Mame and I smiled in concert. But whether the flood done it, or whether we done it—who cared?
“But, land, you, Mame!” I says. “I thought you—I thought Mis’ Sykes....”
“I know it,” says Mame. “I was. She did. But the first thing I knew to-day, there we was peeling potatoes together in the same pan, and we done it all afternoon. I guess we kind of forgot about our bad feeling....”

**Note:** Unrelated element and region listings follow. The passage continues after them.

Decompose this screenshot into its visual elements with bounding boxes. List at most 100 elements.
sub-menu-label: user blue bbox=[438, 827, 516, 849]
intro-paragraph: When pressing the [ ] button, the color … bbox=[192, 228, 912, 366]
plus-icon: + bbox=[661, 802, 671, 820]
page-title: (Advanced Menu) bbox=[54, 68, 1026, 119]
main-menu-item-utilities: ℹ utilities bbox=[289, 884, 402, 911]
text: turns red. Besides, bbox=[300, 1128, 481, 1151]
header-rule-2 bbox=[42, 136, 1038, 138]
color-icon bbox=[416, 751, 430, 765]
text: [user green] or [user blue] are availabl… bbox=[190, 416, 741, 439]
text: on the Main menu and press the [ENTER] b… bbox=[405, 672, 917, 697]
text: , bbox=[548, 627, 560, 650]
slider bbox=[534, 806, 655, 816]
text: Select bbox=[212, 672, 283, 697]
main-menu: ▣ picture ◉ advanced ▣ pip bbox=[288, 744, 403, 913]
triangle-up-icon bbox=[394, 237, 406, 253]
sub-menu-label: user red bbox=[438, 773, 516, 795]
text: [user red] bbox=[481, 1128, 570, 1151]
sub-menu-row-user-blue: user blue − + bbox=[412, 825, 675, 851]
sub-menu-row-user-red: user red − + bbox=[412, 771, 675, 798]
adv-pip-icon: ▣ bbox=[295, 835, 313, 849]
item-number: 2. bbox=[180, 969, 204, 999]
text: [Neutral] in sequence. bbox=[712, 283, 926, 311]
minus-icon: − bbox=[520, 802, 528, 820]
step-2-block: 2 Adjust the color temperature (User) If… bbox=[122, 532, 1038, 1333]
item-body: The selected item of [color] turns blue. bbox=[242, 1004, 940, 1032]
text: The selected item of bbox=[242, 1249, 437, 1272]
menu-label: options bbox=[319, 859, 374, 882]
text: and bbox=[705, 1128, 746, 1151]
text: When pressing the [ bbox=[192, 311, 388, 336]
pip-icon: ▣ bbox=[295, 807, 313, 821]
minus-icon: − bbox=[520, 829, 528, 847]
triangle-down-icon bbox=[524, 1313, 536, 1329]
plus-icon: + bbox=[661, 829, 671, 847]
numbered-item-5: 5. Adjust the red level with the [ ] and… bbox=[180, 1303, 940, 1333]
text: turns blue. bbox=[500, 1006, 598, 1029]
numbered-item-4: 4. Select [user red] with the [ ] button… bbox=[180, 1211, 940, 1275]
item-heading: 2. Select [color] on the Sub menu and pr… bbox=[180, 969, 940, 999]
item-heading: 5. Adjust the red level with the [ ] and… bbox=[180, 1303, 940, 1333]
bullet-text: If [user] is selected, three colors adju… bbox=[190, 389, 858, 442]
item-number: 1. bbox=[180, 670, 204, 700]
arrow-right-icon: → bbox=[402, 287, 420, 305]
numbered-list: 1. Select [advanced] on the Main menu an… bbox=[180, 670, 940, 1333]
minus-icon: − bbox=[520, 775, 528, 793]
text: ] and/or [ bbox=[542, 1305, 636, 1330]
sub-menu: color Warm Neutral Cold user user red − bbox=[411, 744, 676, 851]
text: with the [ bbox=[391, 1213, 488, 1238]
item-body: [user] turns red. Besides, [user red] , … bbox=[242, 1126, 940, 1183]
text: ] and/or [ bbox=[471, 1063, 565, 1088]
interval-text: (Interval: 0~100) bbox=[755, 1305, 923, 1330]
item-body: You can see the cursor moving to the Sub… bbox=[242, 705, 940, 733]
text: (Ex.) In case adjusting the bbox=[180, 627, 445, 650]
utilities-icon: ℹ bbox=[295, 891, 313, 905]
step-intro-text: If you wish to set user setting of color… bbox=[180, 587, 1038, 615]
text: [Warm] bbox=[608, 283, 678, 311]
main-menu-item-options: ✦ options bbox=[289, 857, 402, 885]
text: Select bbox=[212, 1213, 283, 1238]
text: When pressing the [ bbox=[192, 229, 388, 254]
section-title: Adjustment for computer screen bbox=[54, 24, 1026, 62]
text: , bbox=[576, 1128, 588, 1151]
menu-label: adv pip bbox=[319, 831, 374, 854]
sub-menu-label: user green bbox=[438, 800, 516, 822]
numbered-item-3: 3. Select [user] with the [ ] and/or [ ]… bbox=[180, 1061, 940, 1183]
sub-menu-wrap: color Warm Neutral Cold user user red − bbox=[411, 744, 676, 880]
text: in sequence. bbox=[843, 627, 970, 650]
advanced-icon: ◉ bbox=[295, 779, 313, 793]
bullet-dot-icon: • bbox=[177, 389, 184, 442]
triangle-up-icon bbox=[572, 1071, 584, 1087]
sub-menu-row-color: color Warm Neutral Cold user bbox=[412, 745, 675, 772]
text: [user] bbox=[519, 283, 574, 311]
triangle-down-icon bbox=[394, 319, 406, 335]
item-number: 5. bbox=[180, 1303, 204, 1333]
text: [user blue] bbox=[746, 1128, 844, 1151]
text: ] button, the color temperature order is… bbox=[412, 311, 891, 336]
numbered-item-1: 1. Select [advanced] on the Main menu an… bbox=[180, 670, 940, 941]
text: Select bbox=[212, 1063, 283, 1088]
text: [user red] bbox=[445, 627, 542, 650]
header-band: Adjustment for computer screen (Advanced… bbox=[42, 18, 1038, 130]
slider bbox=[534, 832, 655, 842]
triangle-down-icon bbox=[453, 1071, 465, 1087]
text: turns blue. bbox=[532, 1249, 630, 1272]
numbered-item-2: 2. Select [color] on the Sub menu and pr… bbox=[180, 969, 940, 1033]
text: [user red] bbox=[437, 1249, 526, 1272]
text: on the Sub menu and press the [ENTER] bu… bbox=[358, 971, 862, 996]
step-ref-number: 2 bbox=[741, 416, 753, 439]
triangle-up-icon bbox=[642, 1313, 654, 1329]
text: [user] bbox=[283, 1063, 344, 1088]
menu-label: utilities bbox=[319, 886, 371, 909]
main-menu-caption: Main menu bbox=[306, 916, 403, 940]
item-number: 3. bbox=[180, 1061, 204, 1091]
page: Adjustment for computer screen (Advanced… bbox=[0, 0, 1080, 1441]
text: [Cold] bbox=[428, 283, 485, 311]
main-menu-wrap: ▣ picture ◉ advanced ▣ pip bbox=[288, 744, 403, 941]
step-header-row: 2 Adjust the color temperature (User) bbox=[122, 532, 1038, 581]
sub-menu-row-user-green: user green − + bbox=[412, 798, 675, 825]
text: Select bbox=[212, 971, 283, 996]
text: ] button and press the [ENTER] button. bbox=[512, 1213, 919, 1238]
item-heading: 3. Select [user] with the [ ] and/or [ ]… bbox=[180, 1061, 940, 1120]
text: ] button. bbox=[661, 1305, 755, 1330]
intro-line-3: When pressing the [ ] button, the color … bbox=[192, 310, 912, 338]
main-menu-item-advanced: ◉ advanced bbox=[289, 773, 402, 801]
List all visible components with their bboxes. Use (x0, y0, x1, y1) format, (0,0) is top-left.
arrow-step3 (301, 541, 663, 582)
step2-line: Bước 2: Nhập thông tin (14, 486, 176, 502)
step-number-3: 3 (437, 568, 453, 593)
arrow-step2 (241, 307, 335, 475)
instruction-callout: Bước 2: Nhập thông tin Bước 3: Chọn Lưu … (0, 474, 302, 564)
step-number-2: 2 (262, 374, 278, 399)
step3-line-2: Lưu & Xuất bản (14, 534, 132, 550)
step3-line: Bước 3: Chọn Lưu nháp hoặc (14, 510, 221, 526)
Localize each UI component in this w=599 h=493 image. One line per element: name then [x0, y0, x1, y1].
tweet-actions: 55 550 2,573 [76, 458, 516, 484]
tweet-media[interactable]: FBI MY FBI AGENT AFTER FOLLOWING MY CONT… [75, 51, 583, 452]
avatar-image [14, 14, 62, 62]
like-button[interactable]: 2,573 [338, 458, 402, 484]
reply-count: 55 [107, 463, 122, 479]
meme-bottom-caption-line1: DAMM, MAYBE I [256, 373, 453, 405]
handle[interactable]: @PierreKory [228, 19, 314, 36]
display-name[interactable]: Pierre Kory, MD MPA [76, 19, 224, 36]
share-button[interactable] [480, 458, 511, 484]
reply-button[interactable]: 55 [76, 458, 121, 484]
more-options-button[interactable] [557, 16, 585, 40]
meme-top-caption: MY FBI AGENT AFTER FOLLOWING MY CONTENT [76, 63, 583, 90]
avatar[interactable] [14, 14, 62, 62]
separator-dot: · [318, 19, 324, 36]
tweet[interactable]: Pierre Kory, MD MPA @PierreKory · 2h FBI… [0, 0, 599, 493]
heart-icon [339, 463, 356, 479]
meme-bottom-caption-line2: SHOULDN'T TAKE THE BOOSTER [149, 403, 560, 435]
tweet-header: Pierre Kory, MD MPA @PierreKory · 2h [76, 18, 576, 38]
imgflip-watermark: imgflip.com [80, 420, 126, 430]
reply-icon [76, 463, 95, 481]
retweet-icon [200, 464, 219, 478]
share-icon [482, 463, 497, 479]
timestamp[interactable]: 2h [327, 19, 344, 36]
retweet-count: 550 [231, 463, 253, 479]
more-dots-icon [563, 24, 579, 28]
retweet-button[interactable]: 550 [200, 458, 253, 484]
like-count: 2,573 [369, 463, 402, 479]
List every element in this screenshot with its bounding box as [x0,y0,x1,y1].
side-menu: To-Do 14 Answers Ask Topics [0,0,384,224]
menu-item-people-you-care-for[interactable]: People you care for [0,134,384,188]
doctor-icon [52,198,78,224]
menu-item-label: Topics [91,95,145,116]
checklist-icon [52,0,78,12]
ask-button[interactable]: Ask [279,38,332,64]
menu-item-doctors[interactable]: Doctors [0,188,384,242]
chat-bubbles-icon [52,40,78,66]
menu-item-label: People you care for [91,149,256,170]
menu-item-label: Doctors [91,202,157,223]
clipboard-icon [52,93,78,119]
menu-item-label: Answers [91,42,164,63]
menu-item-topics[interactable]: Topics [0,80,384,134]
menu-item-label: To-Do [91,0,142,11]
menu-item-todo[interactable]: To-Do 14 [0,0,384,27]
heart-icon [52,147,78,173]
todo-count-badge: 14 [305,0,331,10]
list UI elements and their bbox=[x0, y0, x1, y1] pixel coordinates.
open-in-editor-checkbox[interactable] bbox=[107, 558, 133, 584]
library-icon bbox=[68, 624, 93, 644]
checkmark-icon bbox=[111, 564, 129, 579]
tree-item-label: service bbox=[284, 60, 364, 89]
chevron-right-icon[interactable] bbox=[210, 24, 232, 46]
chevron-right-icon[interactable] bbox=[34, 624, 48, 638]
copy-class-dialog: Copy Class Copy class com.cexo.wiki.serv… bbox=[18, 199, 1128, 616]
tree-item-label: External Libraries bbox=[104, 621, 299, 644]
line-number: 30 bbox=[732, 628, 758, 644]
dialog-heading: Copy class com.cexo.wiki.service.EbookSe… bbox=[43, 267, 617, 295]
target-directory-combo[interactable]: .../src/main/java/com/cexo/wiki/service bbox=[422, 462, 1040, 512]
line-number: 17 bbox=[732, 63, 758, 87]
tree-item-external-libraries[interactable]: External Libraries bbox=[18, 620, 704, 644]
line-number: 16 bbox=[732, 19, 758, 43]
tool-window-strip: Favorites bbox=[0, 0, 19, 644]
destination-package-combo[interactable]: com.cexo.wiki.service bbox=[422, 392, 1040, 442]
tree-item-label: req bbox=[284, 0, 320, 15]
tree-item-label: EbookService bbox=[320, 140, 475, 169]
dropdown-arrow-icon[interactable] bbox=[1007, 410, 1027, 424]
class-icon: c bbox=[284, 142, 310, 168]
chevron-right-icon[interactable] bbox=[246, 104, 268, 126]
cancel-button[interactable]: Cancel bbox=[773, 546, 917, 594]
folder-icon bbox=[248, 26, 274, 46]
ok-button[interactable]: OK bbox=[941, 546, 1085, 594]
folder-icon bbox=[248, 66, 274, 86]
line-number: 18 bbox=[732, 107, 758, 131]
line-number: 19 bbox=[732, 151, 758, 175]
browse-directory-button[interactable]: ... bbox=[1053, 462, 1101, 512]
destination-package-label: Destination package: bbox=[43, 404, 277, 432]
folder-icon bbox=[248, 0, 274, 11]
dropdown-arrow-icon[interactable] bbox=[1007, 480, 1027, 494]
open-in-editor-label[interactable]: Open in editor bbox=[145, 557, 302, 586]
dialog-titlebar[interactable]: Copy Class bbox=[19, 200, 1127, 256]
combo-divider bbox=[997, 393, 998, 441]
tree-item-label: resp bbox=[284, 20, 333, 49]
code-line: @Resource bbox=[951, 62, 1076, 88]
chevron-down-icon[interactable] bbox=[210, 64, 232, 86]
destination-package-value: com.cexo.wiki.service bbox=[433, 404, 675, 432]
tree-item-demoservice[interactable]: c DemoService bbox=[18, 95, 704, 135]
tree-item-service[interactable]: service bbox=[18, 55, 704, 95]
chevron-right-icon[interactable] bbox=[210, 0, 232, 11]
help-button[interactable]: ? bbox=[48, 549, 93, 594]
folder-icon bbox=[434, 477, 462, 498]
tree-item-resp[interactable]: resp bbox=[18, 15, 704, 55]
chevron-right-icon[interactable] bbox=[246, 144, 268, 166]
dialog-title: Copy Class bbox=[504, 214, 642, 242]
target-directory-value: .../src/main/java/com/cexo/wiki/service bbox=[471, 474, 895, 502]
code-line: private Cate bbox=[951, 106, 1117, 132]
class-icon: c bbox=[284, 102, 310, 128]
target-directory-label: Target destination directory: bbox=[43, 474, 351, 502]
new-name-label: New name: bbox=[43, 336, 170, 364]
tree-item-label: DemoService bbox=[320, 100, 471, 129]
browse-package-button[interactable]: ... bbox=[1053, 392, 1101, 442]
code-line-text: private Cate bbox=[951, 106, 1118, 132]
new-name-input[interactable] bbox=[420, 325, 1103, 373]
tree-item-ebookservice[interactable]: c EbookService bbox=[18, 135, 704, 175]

I set there, smiling in the dark.... I donno whether you know a village, along toward night, with the sky still pink, and folks watering their front lawns and calling to each other across the streets, and a little smell of bon-fire smoke coming from somewheres? It was like that. And when Mis’ Sykes come to tell us the flower was beginning to bloom, I says to myself that there was lots more in bloom in the world than any of us guessed.
THE PARTY
Mis’ Fire Chief Merriman done her mourning like she done her house work—thorough. She was the kind of a housekeeper that looks on the week as made up of her duties, and the days not needing other names: Washday, Ironday, Mend-day, Bakeday, Freeday, Scrubday, and Sunday—that was how they went. With them nothing interfered without it was a circus or a convention or a company or the extra work on holidays. She kept house all over her, earnest; and when the Fire Chief died, that was the way she mourned.
When I say mourning I mean what you do besides the feeling bad part. She felt awful bad about her husband, but her mourning was somehow kind of separate from her grieving. Her grieving was done with her feelings, but her mourning was done more physical, like a diet. After the first year there was certain things she would and wouldn’t do, count of mourning, and nothing could change them.
Weddings and funerals Mis’ Fire Chief Merriman stayed true to. She would go to either. “Getting connect’ or getting buried,” she said, “them are both religious occasions, and they’s somethin’ so sad about either of ’em that they kind of fit in with weeds.”
But she wouldn’t go to a party if there was more than three or four to it, and not then if one of ’em was a stranger to her. And she wouldn’t go to it unless it was to a house—picnics, where you sat around on the ground, she said, was too informal for them in mourning. Church meetings she went to, but not club meetings, except the Cemetery Improvement Sodality ones. It was like keeping track of etiquette to know what to do with Mis’ Fire Chief Merriman.
“Seems though Aunt Hettie is more married now than she was when Uncle Eben was living,” her niece use’ to say.